Ketulusan peribadatan tidak bisa menjadi pembenaran bagi siapapun untuk abai terhadap hak-hak publik atas ruang yang kita berbagi hidup di dalamnya.
Jangankan menggunakan toa, dalam sebuah Hadits yang diriwayatkan Abu Dawud, Nabi Muhammad bahkan menegur sahabatnya karena mengeraskan suara saat membaca Al-Quran di dalam mesjid.
"Sesungguhnya kalian memiliki munajatnya masing-masing dengan Rabb-nya. Karena itu, janganlah kalian saling mengganggu, dan jangan pula saling mengeraskan bacaan Al-Quran (atau dalam salatnya)."

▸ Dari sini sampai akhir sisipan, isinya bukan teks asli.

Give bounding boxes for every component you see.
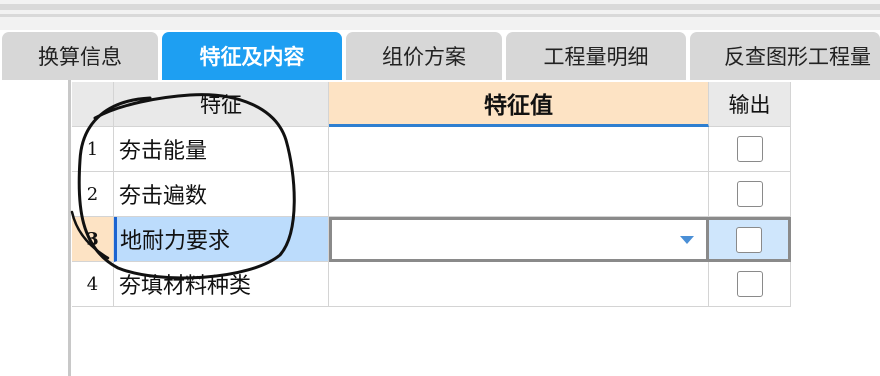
header-feature-value[interactable]: 特征值 [329,82,709,127]
output-checkbox[interactable] [736,181,763,207]
panel-left-border [68,80,71,376]
output-cell [709,127,791,172]
feature-value-cell[interactable] [329,262,709,307]
output-checkbox[interactable] [736,271,763,297]
output-checkbox[interactable] [735,226,762,253]
output-cell [709,217,791,262]
row-number: 1 [72,127,114,172]
output-checkbox[interactable] [736,136,763,162]
header-corner [72,82,114,127]
row-number: 4 [72,262,114,307]
feature-value-cell[interactable] [329,172,709,217]
toolbar-divider [0,14,880,17]
tab-features-content[interactable]: 特征及内容 [162,32,342,80]
feature-cell[interactable]: 夯击能量 [114,127,329,172]
row-number: 3 [72,217,114,262]
output-cell [709,172,791,217]
tab-quantity-detail[interactable]: 工程量明细 [506,32,686,80]
tab-reverse-graphic-quantity[interactable]: 反查图形工程量 [690,32,880,80]
output-cell [709,262,791,307]
row-number: 2 [72,172,114,217]
feature-cell[interactable]: 地耐力要求 [114,217,329,262]
tab-bar: 换算信息 特征及内容 组价方案 工程量明细 反查图形工程量 [0,30,880,80]
chevron-down-icon[interactable] [680,235,694,244]
header-output[interactable]: 输出 [709,82,791,127]
top-toolbar-strip [0,0,880,30]
feature-cell[interactable]: 夯击遍数 [114,172,329,217]
tab-pricing-scheme[interactable]: 组价方案 [346,32,502,80]
toolbar-divider [0,4,880,10]
feature-value-cell[interactable] [329,127,709,172]
feature-cell[interactable]: 夯填材料种类 [114,262,329,307]
tab-conversion-info[interactable]: 换算信息 [2,32,158,80]
feature-value-dropdown[interactable] [329,217,709,262]
header-feature[interactable]: 特征 [114,82,329,127]
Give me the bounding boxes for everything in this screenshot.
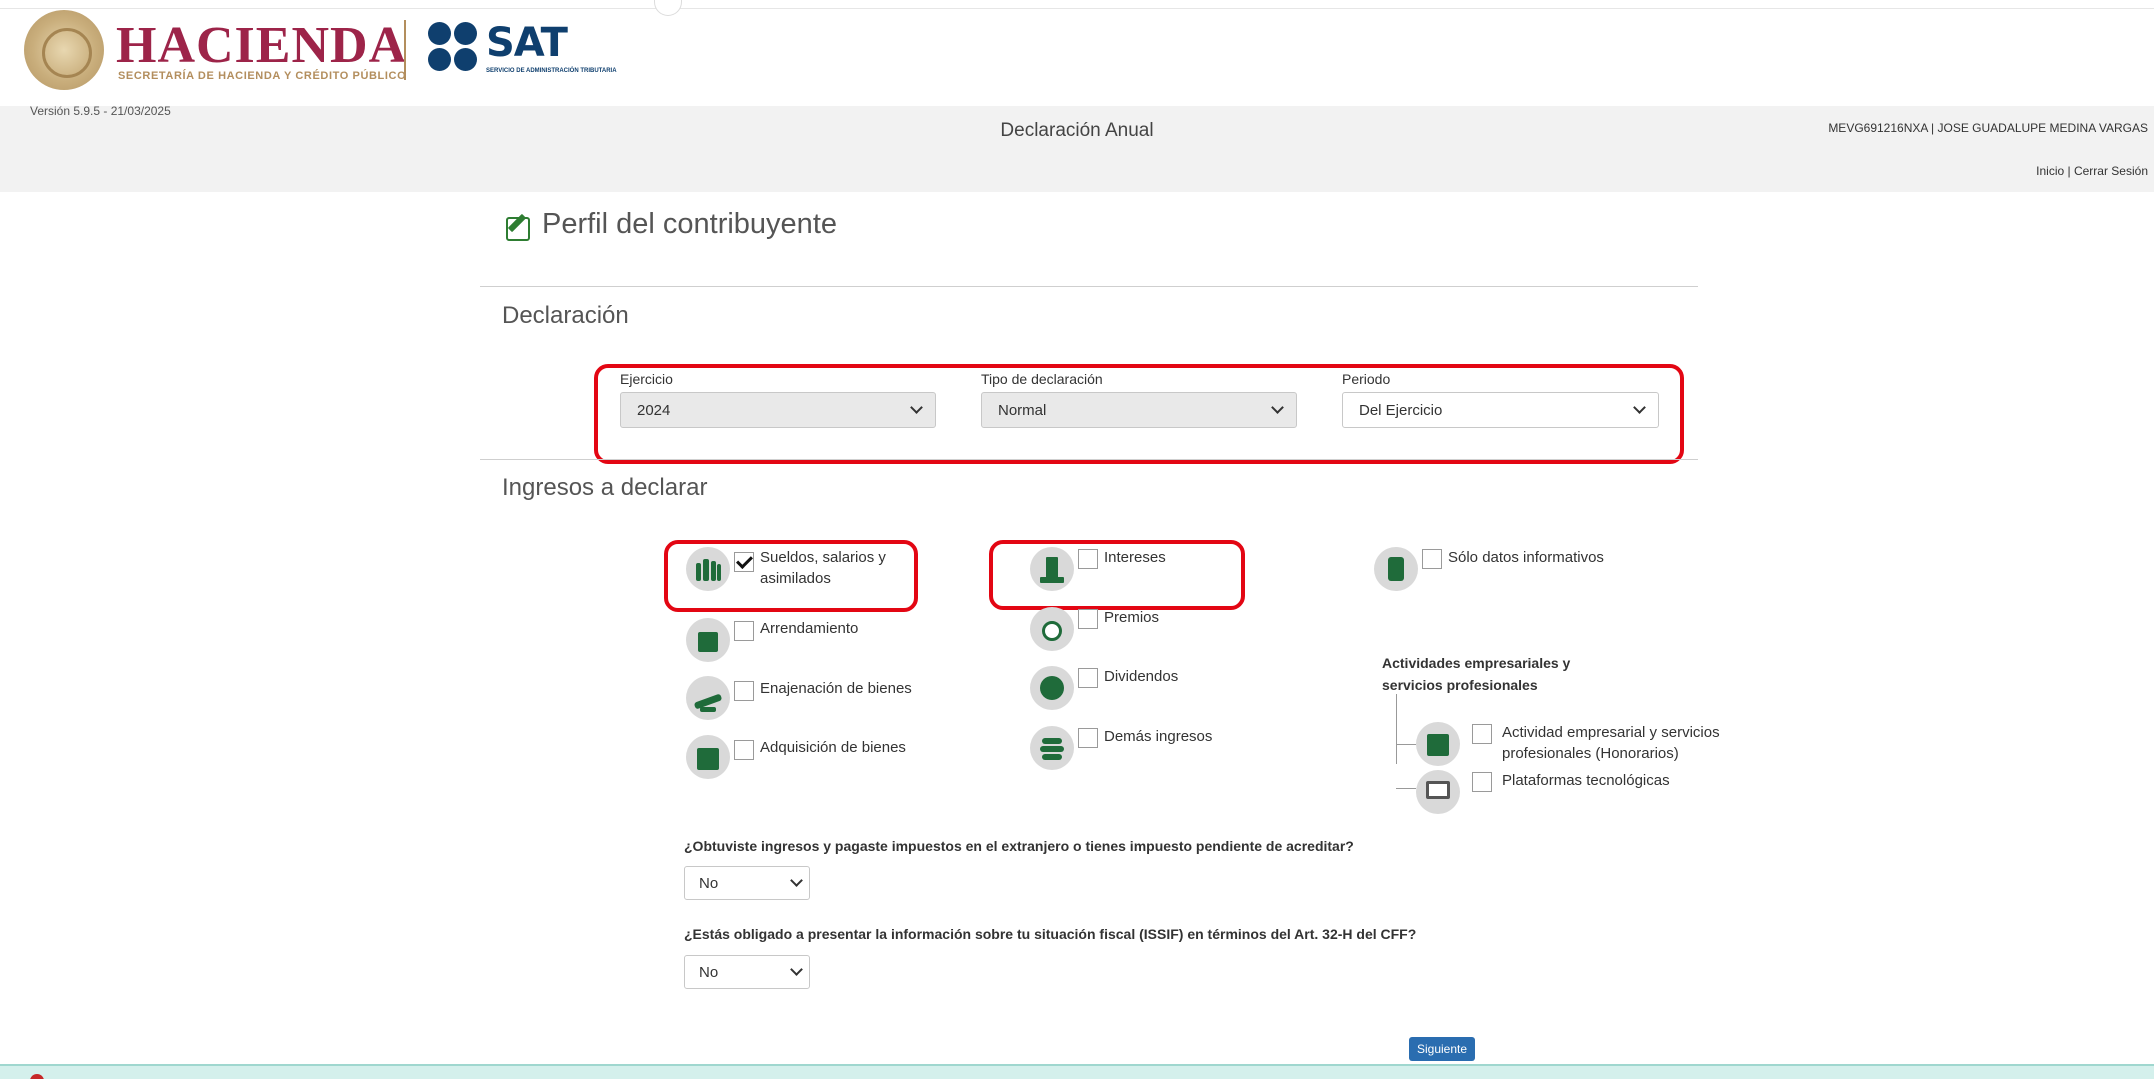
ingreso-intereses[interactable]: Intereses (1030, 547, 1166, 591)
chevron-down-icon (790, 874, 803, 887)
periodo-value: Del Ejercicio (1359, 401, 1443, 419)
chevron-down-icon (910, 401, 923, 414)
edit-icon (504, 211, 532, 241)
solo-datos-label: Sólo datos informativos (1448, 549, 1604, 566)
arrendamiento-label: Arrendamiento (760, 620, 859, 637)
extranjero-select[interactable]: No (684, 866, 810, 900)
question-issif: ¿Estás obligado a presentar la informaci… (684, 926, 1417, 942)
building-icon (686, 618, 730, 662)
chevron-down-icon (790, 963, 803, 976)
premios-checkbox[interactable] (1078, 609, 1098, 629)
demas-label: Demás ingresos (1104, 728, 1213, 745)
tree-line (1396, 694, 1397, 764)
extranjero-value: No (699, 874, 719, 892)
money-box-icon (686, 735, 730, 779)
actividades-group-title: Actividades empresariales y servicios pr… (1382, 655, 1571, 693)
sat-subtitle: SERVICIO DE ADMINISTRACIÓN TRIBUTARIA (486, 68, 617, 74)
divider (480, 286, 1698, 287)
section-title-ingresos: Ingresos a declarar (502, 474, 708, 501)
sueldos-label: Sueldos, salarios y asimilados (760, 549, 886, 587)
dividendos-checkbox[interactable] (1078, 668, 1098, 688)
ingreso-adquisicion[interactable]: Adquisición de bienes (686, 735, 906, 779)
logo-divider (404, 20, 406, 80)
plataformas-label: Plataformas tecnológicas (1502, 772, 1670, 789)
hacienda-logo-text: HACIENDA (116, 17, 408, 74)
ejercicio-value: 2024 (637, 401, 671, 419)
enajenacion-label: Enajenación de bienes (760, 680, 912, 697)
ingreso-actividad-empresarial[interactable]: Actividad empresarial y servicios profes… (1416, 722, 1742, 766)
actividad-empresarial-checkbox[interactable] (1472, 724, 1492, 744)
monitor-icon (1416, 770, 1460, 814)
actividad-empresarial-label: Actividad empresarial y servicios profes… (1502, 724, 1720, 762)
intereses-checkbox[interactable] (1078, 549, 1098, 569)
plataformas-checkbox[interactable] (1472, 772, 1492, 792)
sueldos-checkbox[interactable] (734, 552, 754, 572)
enajenacion-checkbox[interactable] (734, 681, 754, 701)
sat-logo-dots-icon (428, 22, 478, 72)
tipo-value: Normal (998, 401, 1047, 419)
workers-icon (686, 547, 730, 591)
ingreso-solo-datos[interactable]: Sólo datos informativos (1374, 547, 1604, 591)
top-divider (0, 8, 2154, 9)
ingreso-dividendos[interactable]: Dividendos (1030, 666, 1178, 710)
solo-datos-checkbox[interactable] (1422, 549, 1442, 569)
ejercicio-field: Ejercicio 2024 (620, 371, 936, 428)
handshake-icon (686, 676, 730, 720)
demas-checkbox[interactable] (1078, 728, 1098, 748)
chevron-down-icon (1271, 401, 1284, 414)
periodo-select[interactable]: Del Ejercicio (1342, 392, 1659, 428)
document-icon (1374, 547, 1418, 591)
hacienda-subtitle: SECRETARÍA DE HACIENDA Y CRÉDITO PÚBLICO (118, 70, 407, 82)
periodo-field: Periodo Del Ejercicio (1342, 371, 1659, 428)
ingreso-plataformas[interactable]: Plataformas tecnológicas (1416, 770, 1670, 814)
question-extranjero: ¿Obtuviste ingresos y pagaste impuestos … (684, 838, 1354, 854)
growth-chart-icon (1030, 547, 1074, 591)
intereses-label: Intereses (1104, 549, 1166, 566)
page-title-text: Perfil del contribuyente (542, 208, 837, 240)
storefront-icon (1416, 722, 1460, 766)
tipo-label: Tipo de declaración (981, 371, 1103, 387)
header-bar (0, 106, 2154, 192)
coat-of-arms-seal-icon (24, 10, 104, 90)
session-links[interactable]: Inicio | Cerrar Sesión (2036, 164, 2148, 178)
dividendos-label: Dividendos (1104, 668, 1179, 685)
footer-notification-bar (0, 1064, 2154, 1079)
ingreso-demas[interactable]: Demás ingresos (1030, 726, 1212, 770)
user-info: MEVG691216NXA | JOSE GUADALUPE MEDINA VA… (1828, 121, 2148, 135)
next-button[interactable]: Siguiente (1409, 1037, 1475, 1061)
tree-branch (1396, 744, 1416, 745)
adquisicion-label: Adquisición de bienes (760, 739, 906, 756)
premios-label: Premios (1104, 609, 1160, 626)
prize-medal-icon (1030, 607, 1074, 651)
tree-branch (1396, 788, 1416, 789)
coins-icon (1030, 726, 1074, 770)
page-title: Perfil del contribuyente (504, 208, 837, 241)
version-text: Versión 5.9.5 - 21/03/2025 (30, 104, 171, 118)
ingreso-sueldos[interactable]: Sueldos, salarios y asimilados (686, 547, 900, 591)
chevron-down-icon (1633, 401, 1646, 414)
divider (480, 459, 1698, 460)
periodo-label: Periodo (1342, 371, 1391, 387)
ingreso-enajenacion[interactable]: Enajenación de bienes (686, 676, 912, 720)
adquisicion-checkbox[interactable] (734, 740, 754, 760)
pie-chart-icon (1030, 666, 1074, 710)
tipo-field: Tipo de declaración Normal (981, 371, 1297, 428)
arrendamiento-checkbox[interactable] (734, 621, 754, 641)
issif-value: No (699, 963, 719, 981)
ejercicio-label: Ejercicio (620, 371, 673, 387)
ingreso-arrendamiento[interactable]: Arrendamiento (686, 618, 858, 662)
ejercicio-select[interactable]: 2024 (620, 392, 936, 428)
issif-select[interactable]: No (684, 955, 810, 989)
header-logos: HACIENDA SECRETARÍA DE HACIENDA Y CRÉDIT… (24, 10, 784, 100)
section-title-declaracion: Declaración (502, 302, 629, 329)
sat-logo-text: SAT (486, 20, 568, 66)
tipo-select[interactable]: Normal (981, 392, 1297, 428)
ingreso-premios[interactable]: Premios (1030, 607, 1159, 651)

Tentu, adakalanya kita perlu mengeraskan suara. Saat azan yang memang merupakan panggilan salat, toa dibutuhkan, namanya juga memanggil dari kejauhan.

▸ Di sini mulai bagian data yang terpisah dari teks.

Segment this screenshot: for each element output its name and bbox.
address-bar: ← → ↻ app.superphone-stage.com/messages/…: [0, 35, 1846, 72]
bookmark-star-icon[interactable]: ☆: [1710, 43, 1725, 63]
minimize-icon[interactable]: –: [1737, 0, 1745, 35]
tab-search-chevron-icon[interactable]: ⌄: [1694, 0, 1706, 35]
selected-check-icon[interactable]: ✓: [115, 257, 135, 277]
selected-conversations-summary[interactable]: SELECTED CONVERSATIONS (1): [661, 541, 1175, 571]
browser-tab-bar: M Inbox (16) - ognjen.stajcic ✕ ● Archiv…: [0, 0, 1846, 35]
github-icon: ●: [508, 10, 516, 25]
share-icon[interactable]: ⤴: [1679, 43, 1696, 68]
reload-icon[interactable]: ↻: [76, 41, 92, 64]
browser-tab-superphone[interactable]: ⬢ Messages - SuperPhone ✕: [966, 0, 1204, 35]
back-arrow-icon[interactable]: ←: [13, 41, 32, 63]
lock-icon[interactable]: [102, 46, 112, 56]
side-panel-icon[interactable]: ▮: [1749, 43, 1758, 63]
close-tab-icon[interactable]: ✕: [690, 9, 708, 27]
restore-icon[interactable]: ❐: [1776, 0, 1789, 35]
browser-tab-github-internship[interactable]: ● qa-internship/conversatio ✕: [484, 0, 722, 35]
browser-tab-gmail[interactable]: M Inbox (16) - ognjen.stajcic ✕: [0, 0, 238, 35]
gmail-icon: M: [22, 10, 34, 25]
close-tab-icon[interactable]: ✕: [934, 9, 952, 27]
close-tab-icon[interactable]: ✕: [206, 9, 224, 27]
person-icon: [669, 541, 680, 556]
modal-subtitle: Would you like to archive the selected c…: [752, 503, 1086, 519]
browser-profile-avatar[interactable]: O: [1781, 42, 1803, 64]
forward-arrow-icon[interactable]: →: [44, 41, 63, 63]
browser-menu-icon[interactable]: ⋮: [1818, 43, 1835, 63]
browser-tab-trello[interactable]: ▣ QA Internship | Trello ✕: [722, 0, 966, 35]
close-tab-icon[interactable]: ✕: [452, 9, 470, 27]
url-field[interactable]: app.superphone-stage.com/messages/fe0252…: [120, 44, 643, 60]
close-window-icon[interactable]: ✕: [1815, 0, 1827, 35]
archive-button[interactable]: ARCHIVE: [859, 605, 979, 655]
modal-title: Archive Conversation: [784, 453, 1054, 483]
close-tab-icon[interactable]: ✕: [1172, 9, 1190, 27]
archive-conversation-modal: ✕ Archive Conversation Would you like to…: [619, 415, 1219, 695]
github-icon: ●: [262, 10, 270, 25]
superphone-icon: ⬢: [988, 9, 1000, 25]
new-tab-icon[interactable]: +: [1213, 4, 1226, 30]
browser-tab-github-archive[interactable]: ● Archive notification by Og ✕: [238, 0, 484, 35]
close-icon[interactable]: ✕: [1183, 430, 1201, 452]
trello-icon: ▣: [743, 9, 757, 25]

Di samping untuk azan, terkadang toa juga bisa kita gunakan untuk memaklumkan hal-hal yang perlu diketahui warga, misalnya saja kabar duka anggota masyarakat sekitar.
Tapi, kan tidak setiap yang mampir di kepala perlu dimaklumatkan juga, berdoa pun rasanya tak harus selalu ber-toa.

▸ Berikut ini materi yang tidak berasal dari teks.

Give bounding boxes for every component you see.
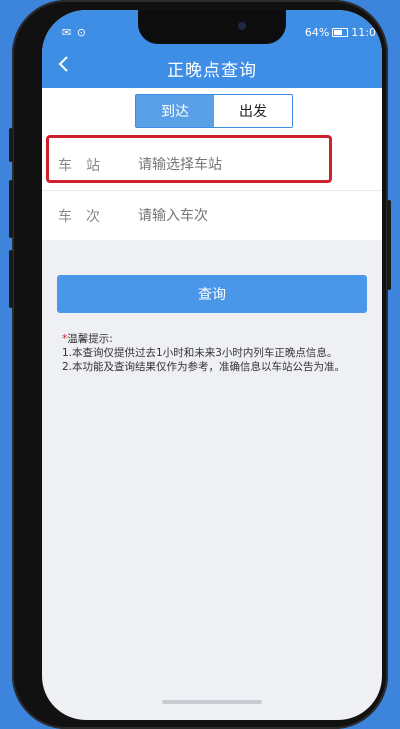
front-camera (238, 22, 246, 30)
direction-segmented-control: 到达 出发 (135, 94, 293, 128)
tips-title-row: *温馨提示: (62, 332, 372, 346)
mute-switch (9, 128, 13, 162)
station-row[interactable]: 车站 (42, 140, 382, 190)
app-screen: ✉ ⊙ 64% 11:0 正晚点查询 到达 出发 车站 请输选择车站 车次 请输… (42, 10, 382, 720)
tab-departure[interactable]: 出发 (214, 95, 292, 127)
power-button (387, 200, 391, 290)
train-number-input[interactable] (136, 207, 340, 225)
tips-section: *温馨提示: 1.本查询仅提供过去1小时和未来3小时内列车正晚点信息。 2.本功… (62, 332, 372, 374)
status-right: 64% 11:0 (305, 26, 376, 39)
train-label: 车次 (58, 209, 114, 225)
navigation-bar: 正晚点查询 (42, 44, 382, 88)
tab-arrival[interactable]: 到达 (136, 95, 214, 127)
station-label: 车站 (58, 158, 114, 174)
battery-percent: 64% (304, 26, 330, 39)
status-left-icons: ✉ ⊙ (62, 26, 87, 39)
tips-title: 温馨提示: (67, 333, 113, 345)
tip-line-2: 2.本功能及查询结果仅作为参考，准确信息以车站公告为准。 (62, 361, 346, 373)
direction-switch-area: 到达 出发 (42, 88, 382, 140)
status-time: 11:0 (351, 26, 376, 39)
station-input[interactable] (136, 156, 340, 174)
home-indicator (162, 700, 262, 704)
volume-up-button (9, 180, 13, 238)
query-form: 车站 车次 (42, 140, 382, 240)
notch (138, 10, 286, 44)
battery-icon (332, 28, 349, 37)
phone-frame: ✉ ⊙ 64% 11:0 正晚点查询 到达 出发 车站 请输选择车站 车次 请输… (9, 0, 391, 729)
tip-line-1: 1.本查询仅提供过去1小时和未来3小时内列车正晚点信息。 (62, 347, 338, 359)
query-button[interactable]: 查询 (57, 275, 367, 313)
volume-down-button (9, 250, 13, 308)
train-row[interactable]: 车次 (42, 190, 382, 241)
page-title: 正晚点查询 (167, 61, 257, 81)
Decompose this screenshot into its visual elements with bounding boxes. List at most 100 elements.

Menjaga ruang publik agar nyaman ditinggali bersama tentu harus dipertimbangkan juga dalam kaifiyat ber-toa ini.
Lagi pula, kedekatan seseorang dengan mic, amplifier dan toa tidak bisa menjadi ukuran kebenaran orang tersebut, apalagi kedekatannya dengan Tuhan.
Apa jadinya jika kebenaran di negeri ini boleh ditentukan siapapun yang menguasai toa? Meski mungkin, genggaman tangan atas mic, amplifier dan toa memberikan semacam kuasa juga.Â
Ada yang berkuasa dengan memiliki jabatan lebih tinggi, dengan memiliki uang lebih banyak, dengan memiliki titel lebih banyak, ada juga yang berkuasa dengan ber-toa.
Pada akhirnya, karena toa hanya punya moncong tanpa telinga, terpaksa juga kita maklumi. Ya, harap maklum.